The “billions and billions” that would supposedly flow into the Treasury would not come from foreigners but from U.S. consumers. It would be a new national sales tax, imposed on U.S. citizens, and collected on every item imported into the country.
Trump’s proposed across-the-board 20 percent tariffs (60 percent for China) would be collected at U.S. ports of entry by Customs and Border Protection. They must be paid by the importer of record before the products can clear customs and be delivered to their U.S. market destinations. No tariff bill is ever sent to foreign producers for goods exported to the U.S.
At this point, the tariffs have become additional costs to America’s sellers and must be paid by the nation’s customers who want to buy them. In most cases, economists found in studying Trump's tariffs from his first term, the final U.S. price of the imported product rises by the full amount of the tariff. Meanwhile, U.S. companies typically raised their own product prices as the tariffs reduced import competition.
Higher prices make consumers poorer. Trump’s washing machine tariff in 2018, for example, raised the product’s domestic price by about 12 percent, approximately $90 per unit. The increased price had a greater negative impact on poorer families, who must spend a larger portion of their income on consumption.
In addition, the increased windfall profits for U.S. producers from the tariffs also make their companies less competitive, as they are not forced to upgrade their products and modernize their plants. Poorer U.S. consumers and less efficient U.S. production lower the nation’s GDP.
Like many protectionists, Trump still argues that America gains from tariffs because they increase domestic employment. Yet a number of factors will offset any jobs “saved” in protected industries.
Among U.S. customers for imports are local businesses sourcing input goods from abroad. Tariffs on the inputs raise their production costs, making their final products less competitive, especially when they must compete in foreign markets where suppliers aren’t burdened by the same input tariffs.
The resulting loss in export business for these firms often means U.S. workers lose their jobs.

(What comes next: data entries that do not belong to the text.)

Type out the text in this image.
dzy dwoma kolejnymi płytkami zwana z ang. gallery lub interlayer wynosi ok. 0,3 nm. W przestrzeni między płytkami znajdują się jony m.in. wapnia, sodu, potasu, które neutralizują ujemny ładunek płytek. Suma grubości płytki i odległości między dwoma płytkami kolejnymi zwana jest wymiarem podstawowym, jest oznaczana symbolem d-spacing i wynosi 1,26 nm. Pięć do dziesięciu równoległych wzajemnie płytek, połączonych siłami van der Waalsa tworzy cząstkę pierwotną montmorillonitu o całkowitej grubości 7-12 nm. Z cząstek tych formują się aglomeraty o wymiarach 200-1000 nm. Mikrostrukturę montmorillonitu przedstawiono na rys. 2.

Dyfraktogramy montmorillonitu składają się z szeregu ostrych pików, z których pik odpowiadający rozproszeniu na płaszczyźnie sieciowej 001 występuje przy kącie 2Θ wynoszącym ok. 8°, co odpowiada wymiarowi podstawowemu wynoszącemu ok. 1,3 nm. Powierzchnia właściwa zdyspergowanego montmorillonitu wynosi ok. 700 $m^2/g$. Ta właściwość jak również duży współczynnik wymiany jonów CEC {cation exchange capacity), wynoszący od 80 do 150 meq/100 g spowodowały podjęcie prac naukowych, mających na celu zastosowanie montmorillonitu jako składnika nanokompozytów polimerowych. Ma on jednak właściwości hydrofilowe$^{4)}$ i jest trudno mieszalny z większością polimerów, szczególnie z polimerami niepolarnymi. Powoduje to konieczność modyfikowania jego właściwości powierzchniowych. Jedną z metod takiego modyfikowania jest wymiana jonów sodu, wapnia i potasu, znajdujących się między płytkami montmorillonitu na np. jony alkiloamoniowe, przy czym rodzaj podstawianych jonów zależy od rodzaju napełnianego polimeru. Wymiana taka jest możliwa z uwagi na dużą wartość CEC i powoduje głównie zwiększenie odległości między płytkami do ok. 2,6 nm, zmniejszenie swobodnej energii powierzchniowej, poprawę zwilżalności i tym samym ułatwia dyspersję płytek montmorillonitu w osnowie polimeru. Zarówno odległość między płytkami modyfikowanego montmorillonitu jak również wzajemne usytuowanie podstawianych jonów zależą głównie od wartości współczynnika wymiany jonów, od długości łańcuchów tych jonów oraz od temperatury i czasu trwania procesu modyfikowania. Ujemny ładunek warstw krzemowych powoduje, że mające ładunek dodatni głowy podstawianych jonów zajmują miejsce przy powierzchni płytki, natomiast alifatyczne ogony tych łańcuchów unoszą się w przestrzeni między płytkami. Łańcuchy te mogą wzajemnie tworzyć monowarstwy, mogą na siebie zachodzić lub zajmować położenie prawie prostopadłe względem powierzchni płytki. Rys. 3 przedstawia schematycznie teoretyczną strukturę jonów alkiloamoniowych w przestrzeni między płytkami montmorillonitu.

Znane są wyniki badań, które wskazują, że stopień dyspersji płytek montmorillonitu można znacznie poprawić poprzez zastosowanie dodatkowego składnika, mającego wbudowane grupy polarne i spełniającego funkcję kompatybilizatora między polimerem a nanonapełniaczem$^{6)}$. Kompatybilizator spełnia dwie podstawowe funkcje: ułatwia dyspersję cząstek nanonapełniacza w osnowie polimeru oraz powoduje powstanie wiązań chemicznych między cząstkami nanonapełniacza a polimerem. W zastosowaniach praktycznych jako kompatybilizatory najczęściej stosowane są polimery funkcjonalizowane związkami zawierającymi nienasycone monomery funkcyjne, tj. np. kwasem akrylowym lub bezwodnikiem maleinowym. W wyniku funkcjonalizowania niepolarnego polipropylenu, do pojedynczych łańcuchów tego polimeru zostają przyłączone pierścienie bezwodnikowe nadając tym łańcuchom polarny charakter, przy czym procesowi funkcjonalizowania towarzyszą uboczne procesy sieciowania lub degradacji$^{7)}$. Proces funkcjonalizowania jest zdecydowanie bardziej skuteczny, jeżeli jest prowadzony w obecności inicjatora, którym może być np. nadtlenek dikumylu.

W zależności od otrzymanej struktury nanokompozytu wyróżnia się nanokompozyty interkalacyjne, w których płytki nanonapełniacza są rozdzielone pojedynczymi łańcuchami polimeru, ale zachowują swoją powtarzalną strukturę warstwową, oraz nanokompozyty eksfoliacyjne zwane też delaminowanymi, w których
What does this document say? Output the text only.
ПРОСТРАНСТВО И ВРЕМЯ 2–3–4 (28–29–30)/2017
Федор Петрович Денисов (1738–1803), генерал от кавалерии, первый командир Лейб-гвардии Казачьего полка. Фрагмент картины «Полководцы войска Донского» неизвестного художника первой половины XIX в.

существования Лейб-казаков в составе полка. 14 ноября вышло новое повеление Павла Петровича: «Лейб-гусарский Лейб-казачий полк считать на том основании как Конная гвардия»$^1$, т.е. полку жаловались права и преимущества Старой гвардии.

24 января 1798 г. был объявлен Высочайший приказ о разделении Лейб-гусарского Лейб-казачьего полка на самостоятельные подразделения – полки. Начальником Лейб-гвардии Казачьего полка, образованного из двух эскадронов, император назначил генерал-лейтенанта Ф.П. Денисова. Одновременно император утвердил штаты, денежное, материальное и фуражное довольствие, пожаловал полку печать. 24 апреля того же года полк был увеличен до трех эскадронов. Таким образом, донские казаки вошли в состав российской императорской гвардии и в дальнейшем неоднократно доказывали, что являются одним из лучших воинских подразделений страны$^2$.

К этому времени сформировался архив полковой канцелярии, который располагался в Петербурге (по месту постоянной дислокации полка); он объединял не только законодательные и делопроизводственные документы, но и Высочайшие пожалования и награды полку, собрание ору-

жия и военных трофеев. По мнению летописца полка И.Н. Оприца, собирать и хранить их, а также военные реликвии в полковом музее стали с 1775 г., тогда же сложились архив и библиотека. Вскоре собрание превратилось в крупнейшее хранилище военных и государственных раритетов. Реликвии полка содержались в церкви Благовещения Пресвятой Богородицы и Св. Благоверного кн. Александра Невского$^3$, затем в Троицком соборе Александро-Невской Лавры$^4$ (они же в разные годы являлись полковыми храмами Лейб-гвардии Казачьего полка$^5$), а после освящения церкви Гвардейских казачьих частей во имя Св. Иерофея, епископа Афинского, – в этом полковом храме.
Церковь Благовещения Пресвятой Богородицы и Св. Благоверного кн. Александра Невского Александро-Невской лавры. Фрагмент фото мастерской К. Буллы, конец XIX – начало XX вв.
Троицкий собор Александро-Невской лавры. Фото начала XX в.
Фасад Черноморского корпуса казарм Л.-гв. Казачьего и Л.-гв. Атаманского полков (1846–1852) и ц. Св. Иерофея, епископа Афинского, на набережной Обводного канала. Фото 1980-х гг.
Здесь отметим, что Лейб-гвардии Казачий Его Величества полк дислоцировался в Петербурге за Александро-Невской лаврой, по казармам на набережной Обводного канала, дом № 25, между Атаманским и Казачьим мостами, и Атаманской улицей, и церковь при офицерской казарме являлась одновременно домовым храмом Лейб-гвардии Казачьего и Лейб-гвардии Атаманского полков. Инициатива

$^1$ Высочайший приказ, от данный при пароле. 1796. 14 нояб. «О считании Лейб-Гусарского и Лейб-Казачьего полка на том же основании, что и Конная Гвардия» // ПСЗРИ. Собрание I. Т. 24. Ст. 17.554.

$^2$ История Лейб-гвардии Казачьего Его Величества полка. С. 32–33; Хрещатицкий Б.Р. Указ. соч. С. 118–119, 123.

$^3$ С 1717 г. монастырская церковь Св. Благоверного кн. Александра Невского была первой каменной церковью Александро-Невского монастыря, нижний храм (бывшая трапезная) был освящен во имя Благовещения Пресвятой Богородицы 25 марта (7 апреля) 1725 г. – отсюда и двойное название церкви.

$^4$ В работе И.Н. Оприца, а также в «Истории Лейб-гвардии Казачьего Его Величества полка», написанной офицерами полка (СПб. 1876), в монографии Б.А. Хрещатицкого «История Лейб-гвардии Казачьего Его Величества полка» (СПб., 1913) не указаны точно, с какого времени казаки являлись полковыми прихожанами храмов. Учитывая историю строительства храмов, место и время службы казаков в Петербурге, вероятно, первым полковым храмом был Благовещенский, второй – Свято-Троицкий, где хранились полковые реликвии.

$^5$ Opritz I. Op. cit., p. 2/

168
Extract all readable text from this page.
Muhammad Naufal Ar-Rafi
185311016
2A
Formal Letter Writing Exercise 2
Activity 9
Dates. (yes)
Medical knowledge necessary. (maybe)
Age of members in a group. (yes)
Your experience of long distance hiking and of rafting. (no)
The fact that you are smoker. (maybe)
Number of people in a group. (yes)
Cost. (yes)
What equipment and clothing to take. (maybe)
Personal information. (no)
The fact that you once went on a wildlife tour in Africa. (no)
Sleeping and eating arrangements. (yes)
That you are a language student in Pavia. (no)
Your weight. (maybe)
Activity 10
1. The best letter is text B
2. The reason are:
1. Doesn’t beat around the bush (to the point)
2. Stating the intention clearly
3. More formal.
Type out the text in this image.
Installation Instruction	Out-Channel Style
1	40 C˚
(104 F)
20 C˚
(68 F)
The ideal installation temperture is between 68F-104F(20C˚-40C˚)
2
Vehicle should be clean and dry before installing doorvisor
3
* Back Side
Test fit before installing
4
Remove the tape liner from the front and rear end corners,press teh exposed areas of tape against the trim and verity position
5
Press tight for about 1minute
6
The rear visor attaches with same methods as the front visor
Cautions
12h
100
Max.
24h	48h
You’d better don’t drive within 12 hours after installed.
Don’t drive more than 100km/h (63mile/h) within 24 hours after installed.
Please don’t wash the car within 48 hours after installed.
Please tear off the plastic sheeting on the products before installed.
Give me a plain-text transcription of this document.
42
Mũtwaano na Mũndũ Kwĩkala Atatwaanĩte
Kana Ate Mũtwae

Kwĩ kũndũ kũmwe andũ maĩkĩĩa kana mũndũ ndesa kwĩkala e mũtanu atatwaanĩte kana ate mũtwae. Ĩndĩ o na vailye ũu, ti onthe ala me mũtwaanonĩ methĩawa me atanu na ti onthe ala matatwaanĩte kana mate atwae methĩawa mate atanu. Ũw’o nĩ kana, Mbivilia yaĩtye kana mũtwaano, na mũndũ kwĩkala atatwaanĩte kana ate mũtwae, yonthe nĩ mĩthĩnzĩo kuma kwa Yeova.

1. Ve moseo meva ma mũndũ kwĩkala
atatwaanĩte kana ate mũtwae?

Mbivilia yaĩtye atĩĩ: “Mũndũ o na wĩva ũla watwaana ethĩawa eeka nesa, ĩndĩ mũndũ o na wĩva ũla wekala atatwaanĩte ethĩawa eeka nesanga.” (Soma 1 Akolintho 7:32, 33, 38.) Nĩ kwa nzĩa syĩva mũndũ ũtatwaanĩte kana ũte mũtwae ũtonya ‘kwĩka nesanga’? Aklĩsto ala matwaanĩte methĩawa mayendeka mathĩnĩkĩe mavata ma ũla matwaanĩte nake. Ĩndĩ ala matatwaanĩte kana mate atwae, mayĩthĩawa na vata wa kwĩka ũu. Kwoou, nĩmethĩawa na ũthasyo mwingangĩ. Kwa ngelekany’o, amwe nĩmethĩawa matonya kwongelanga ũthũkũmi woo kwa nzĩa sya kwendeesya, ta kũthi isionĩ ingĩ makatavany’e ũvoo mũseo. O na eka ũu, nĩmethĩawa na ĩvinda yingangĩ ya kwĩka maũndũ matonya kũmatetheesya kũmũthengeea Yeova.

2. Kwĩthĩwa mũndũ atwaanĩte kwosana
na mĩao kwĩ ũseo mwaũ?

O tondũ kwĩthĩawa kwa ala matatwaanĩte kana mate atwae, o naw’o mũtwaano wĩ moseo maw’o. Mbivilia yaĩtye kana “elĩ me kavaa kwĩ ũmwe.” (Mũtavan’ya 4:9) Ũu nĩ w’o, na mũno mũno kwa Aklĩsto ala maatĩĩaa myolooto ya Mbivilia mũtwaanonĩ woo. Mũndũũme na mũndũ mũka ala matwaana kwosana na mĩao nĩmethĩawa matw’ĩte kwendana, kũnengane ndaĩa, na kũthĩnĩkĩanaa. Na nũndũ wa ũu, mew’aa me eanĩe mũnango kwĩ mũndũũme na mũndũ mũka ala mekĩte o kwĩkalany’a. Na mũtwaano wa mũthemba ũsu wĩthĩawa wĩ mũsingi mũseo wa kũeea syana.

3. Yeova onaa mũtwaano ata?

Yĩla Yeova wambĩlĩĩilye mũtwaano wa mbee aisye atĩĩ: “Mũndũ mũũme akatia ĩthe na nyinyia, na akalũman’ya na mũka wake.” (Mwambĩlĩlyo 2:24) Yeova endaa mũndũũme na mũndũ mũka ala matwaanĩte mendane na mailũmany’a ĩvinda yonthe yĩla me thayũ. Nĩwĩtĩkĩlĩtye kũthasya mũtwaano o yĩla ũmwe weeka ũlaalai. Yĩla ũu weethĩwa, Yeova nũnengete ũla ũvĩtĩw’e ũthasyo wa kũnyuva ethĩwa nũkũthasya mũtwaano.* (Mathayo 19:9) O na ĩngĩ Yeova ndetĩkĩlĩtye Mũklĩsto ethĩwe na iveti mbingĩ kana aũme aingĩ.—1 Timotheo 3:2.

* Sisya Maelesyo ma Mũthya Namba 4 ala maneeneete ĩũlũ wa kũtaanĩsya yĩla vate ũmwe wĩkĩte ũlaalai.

On balance Trump’s 2018 tariffs cost more American manufacturing jobs than they saved.
Foreign retaliation increases job losses. Trump’s tariffs, if courts allow them, would break international trade rules and agreements set by treaty. Foreign countries would retaliate with tariffs of their own, as they did after the 2018 Trump tariffs. U.S. exports would fall, along with employment in that sector. Trump’s new tariff proposal would massively expand retaliation, as a full-blown trade war would spread to virtually all traded products and trading partners.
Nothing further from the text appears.